The Fractal American Moiety











From the Olympia Co-op Blog, a beautifully colored American small-scale moiety.

I'm out of my depth when it comes to anthropological theory, but this is just a blog and on this blog I've thrown around the term "moiety," so much so that it has it's own label. Here I go again, so maybe it's time to explain my loose use of the word.



In old school anthropology (and maybe today for all I know), students were taught about "moiety" in context of kinship. It means a society divided into two--not one or many, but two--kin groups. The US cannot be divided into two kin groups, but if you replace physical procreation with cultural and political affinities, you can see a dichotomous framework that looks like a moiety, right down to the use of identifying symbols. Is your state Red of Blue? Is your totem the Donkey or the Elephant?*



In our moiety system, Americans do allow for a third group of unaffiliated folks like the "independent voters" who may bend one way or the other with the winds of change, but we do not tend to abide true Third Ways. In the political dimension, for example, third parties remain too small to be important and persistent; they don't even hold the coalition-building power that small parties enjoy in some democracies. The American moiety does allow individuals to switch groups, the "convert" is a well-known character--admired by the new group and apostate among the others--but usually a more powerful figure than the iconoclast or would-be leader of a third group.



So why the pie chart depicting a vote within the Olympia Food Co-op? Aren't they Deep Blue, the Donkey's left flank? I'm not insinuating that there is an NRA sleeper cell in this august progressive co-operative, am I?



Nope.



I'm realizing that the American moiety may behave like a fractal. Specifically, it has the quality of self-similarity, meaning that the pattern repeats at any scale. On a national level, we may be red or blue. Washington state replicates that divide (blue has dominated for a while--nothing requires a moiety to be equal), even if our hues differ a little from the national average. Locally, as this graph so beautifully represents, even a liberal community can find itself divided (about evenly, assuming the "medium cost" group does not come down too far one way or another) along a dipole framework with "any cost" at one end and "no cost" at the other.

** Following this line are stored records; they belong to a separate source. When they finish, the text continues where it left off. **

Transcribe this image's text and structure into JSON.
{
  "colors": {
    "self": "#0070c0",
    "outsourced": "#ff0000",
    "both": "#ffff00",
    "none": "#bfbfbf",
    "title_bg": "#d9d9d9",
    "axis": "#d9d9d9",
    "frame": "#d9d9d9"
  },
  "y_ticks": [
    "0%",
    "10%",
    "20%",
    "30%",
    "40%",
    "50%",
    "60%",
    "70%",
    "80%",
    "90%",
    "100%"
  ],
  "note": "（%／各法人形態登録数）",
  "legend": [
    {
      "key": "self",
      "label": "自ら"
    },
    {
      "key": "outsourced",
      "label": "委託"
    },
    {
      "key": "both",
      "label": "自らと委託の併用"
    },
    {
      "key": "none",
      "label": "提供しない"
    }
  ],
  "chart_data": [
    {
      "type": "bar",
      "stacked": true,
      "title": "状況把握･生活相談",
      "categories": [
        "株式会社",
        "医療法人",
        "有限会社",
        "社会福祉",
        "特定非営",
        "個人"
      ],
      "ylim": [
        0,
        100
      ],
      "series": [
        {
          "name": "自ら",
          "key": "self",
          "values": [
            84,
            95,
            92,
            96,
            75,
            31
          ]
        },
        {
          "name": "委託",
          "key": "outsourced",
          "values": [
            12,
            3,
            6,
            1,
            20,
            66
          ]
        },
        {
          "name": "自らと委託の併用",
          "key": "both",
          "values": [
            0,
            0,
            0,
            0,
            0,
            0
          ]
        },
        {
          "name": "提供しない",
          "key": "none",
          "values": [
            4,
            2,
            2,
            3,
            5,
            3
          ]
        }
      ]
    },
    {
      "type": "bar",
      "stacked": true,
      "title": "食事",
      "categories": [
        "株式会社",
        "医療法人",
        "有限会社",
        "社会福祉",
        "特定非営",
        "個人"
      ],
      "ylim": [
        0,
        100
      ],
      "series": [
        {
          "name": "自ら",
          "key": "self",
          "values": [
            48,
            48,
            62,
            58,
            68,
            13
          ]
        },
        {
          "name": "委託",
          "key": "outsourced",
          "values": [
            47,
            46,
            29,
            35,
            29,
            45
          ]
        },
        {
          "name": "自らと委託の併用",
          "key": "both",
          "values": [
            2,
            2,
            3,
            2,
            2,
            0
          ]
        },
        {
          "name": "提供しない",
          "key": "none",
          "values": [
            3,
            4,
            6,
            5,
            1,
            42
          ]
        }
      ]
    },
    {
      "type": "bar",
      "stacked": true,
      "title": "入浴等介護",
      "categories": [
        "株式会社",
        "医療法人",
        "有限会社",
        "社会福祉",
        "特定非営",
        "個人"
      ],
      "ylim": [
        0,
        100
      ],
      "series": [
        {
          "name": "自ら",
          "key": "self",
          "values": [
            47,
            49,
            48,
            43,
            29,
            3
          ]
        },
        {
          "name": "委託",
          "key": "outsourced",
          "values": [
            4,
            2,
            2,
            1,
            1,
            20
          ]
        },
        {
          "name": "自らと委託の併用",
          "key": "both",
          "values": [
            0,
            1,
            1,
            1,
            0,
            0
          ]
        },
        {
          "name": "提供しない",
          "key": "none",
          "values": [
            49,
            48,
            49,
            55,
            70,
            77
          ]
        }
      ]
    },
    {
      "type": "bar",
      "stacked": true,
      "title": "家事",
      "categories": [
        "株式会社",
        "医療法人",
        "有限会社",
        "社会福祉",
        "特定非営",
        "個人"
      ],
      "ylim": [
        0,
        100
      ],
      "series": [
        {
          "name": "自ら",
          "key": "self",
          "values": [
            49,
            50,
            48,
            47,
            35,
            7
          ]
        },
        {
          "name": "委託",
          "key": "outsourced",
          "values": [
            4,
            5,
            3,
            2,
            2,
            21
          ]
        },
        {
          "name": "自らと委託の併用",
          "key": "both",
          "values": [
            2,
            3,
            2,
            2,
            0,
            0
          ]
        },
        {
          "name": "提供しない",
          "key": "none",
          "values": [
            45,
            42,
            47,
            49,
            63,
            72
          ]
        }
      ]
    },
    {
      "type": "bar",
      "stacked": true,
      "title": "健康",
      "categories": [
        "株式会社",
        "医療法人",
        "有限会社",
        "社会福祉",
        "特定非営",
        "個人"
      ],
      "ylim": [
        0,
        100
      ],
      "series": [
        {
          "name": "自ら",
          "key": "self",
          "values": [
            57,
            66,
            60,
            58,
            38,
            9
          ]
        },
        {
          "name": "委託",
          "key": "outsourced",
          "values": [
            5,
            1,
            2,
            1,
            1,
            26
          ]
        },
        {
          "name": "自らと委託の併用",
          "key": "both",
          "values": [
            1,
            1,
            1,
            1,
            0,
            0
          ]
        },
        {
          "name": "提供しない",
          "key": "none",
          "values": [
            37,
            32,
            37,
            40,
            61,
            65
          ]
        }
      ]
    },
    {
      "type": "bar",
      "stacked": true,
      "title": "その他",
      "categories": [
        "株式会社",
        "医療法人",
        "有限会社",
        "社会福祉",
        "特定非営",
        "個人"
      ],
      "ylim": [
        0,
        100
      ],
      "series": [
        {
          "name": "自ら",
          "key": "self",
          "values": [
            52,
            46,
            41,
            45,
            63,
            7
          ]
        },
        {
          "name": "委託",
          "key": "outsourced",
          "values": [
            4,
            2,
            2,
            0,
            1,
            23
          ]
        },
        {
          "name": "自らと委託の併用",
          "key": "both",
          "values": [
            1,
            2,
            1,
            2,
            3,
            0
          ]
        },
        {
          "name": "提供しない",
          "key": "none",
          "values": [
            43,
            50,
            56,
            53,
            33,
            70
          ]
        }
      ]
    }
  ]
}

The national divorce rate suggests that a group of two experiences difficulty maintaining a functioning analog to a moiety, although it does happen. Between a group of two and a nation of 300 million or so, the affinal moiety shows up again and again.



* DISCLAIMER: Of course I don't hold that the moiety is total, or that it is even useful for all anthropological-ish musings. Like many theoretical concepts, it typically dissolves under serious examination, it can be simplistic and absurd. In other words, perfect for a blog.